CMU School of Drama


Friday, April 08, 2011

Comic Books and Theatre, Together at Last:

Stage Directions: "Superheroes. Space opera. True romance. Hijinks. History. Literature. Autobiography. Lines. Dots. Shapes. Pencil. Sound. Ink. Movement. This summer The Brick Theater, Inc. will invite one of history’s newest art forms to meet one of its oldest as part of the first ever Comic Book Theater Festival. Through collaborations between visual and dramatic artists this exciting new festival will feature both live stage performance and printed or online comic book components to each show, making the form and content of comics collide with the content and form of theatre to create strange new hybrids across both mediums! Also, superheroes and stuff.

1 comment:

Matt said...

I'm not sure how I feel about this. I read comics as a kid and interestingly enough didn't pick-up comics again until I started working in the theater. The theater itself is already such an escape from reality. When I wanted a way to escape that I went to comic books. Captain Marvel, Batman, Green Lantern have nothing to do with the stage. Until now. With Spiderman on Broadway, Batman in the UK, and this festival of comic inspired theater pieces I may have been wrong.
Reading the descriptions of these shows, most seem tongue-in-cheek or just plan satirical.
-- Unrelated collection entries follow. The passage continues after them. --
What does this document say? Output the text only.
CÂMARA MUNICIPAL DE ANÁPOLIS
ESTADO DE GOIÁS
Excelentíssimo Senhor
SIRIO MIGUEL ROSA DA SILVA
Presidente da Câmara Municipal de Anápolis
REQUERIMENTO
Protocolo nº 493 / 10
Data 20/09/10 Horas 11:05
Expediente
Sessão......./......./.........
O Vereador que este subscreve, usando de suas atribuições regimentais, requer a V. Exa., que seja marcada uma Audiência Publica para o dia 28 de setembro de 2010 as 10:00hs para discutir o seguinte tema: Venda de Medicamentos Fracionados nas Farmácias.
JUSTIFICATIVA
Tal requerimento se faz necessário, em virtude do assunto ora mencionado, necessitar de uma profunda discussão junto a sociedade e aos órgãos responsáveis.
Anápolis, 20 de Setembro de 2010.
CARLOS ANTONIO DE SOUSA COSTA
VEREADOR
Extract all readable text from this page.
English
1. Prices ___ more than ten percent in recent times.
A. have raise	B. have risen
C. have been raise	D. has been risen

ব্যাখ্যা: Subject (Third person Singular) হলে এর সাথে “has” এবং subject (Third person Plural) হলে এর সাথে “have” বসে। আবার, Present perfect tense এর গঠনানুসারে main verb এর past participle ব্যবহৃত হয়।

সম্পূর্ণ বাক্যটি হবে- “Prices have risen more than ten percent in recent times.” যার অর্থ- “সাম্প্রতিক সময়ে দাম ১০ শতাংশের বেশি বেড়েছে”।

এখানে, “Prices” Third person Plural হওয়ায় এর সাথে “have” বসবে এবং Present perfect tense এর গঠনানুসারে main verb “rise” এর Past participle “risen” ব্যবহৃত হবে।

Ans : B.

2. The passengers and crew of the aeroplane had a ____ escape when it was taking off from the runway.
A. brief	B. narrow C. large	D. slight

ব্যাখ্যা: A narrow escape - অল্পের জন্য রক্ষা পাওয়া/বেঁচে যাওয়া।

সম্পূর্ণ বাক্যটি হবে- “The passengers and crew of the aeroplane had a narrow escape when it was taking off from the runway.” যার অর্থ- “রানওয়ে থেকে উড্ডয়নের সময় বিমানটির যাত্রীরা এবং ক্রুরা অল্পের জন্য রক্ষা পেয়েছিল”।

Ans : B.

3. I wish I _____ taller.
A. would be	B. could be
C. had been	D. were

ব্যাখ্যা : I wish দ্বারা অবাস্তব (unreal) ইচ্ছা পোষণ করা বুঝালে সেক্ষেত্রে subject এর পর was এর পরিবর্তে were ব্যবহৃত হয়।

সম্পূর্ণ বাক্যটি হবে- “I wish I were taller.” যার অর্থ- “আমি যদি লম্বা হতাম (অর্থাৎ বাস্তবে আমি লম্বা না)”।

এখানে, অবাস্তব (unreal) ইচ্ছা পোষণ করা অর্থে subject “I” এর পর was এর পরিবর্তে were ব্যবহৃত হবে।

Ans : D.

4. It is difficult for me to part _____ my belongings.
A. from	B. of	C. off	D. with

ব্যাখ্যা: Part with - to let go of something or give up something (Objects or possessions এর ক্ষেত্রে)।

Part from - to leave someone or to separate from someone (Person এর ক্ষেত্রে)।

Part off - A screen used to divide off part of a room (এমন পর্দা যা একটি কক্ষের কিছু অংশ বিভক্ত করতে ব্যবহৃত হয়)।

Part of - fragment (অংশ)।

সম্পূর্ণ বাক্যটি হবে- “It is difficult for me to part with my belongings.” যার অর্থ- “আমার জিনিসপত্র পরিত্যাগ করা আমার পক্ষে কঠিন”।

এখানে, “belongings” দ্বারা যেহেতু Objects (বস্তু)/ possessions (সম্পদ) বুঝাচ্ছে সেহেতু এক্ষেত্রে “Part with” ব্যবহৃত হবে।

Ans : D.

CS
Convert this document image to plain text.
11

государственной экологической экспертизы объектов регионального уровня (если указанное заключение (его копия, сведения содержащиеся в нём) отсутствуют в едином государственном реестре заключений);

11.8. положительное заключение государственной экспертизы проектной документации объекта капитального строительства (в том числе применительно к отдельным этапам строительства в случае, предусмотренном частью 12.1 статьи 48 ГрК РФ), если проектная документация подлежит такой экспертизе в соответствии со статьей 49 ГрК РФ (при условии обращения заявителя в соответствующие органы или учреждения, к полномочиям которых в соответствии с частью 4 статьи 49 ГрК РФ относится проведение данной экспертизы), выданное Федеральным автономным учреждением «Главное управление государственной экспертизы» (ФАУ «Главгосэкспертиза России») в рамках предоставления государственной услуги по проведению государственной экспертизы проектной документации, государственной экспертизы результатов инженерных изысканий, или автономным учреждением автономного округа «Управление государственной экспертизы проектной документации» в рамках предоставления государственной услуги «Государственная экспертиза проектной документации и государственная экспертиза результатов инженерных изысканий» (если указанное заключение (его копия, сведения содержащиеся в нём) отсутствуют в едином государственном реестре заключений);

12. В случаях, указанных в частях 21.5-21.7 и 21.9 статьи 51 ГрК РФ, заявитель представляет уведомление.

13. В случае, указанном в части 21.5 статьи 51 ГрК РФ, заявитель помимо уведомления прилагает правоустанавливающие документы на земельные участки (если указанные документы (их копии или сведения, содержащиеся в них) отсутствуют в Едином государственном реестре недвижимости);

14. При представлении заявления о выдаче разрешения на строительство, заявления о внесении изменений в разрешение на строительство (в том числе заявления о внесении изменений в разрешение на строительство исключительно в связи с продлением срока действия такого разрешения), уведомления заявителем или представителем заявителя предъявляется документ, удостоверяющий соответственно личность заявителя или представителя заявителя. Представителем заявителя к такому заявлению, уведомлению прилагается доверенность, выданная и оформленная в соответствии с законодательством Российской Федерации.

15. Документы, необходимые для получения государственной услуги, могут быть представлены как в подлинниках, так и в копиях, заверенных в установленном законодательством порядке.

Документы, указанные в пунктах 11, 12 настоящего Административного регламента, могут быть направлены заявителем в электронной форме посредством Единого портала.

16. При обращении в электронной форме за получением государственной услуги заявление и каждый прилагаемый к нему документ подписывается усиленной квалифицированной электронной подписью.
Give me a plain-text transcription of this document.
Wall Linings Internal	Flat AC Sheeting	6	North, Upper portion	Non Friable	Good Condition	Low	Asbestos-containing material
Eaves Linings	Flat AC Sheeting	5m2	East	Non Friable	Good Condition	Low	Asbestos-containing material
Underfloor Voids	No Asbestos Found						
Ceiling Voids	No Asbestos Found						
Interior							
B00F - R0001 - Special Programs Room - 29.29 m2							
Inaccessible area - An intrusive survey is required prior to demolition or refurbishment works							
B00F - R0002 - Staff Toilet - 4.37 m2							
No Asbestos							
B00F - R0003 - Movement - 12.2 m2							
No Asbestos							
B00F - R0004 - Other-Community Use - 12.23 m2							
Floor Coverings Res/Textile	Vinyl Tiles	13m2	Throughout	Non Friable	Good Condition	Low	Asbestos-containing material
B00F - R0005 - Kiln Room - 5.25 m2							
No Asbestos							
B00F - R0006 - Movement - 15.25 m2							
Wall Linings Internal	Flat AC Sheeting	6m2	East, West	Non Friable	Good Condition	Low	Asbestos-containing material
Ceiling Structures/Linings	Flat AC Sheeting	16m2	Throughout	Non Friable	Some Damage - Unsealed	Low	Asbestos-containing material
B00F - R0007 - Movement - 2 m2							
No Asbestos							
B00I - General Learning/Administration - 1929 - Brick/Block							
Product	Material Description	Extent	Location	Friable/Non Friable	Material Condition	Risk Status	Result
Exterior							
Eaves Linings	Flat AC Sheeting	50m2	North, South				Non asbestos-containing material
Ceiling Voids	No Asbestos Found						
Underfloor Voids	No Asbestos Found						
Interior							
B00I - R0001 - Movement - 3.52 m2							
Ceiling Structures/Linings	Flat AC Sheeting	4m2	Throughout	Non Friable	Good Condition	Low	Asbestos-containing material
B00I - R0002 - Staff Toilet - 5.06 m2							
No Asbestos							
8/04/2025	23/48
I never bought the idea of theater as a mirror but a costumed superhero on the stage I'd imagine would be very hard to empathize or relate to. Super hero movies are essentially still comics: 2d representations of a superhero narrative. Putting the superhero in 3d space, live theater may exaggerate their circumstances and alienate an audience. Similiar to seeing cartoon characters in real live at Disneyland; large grotesque representations of drawings. While it may be fun to see a different type of story, I think the comics will be better felt on the page and not on the stage.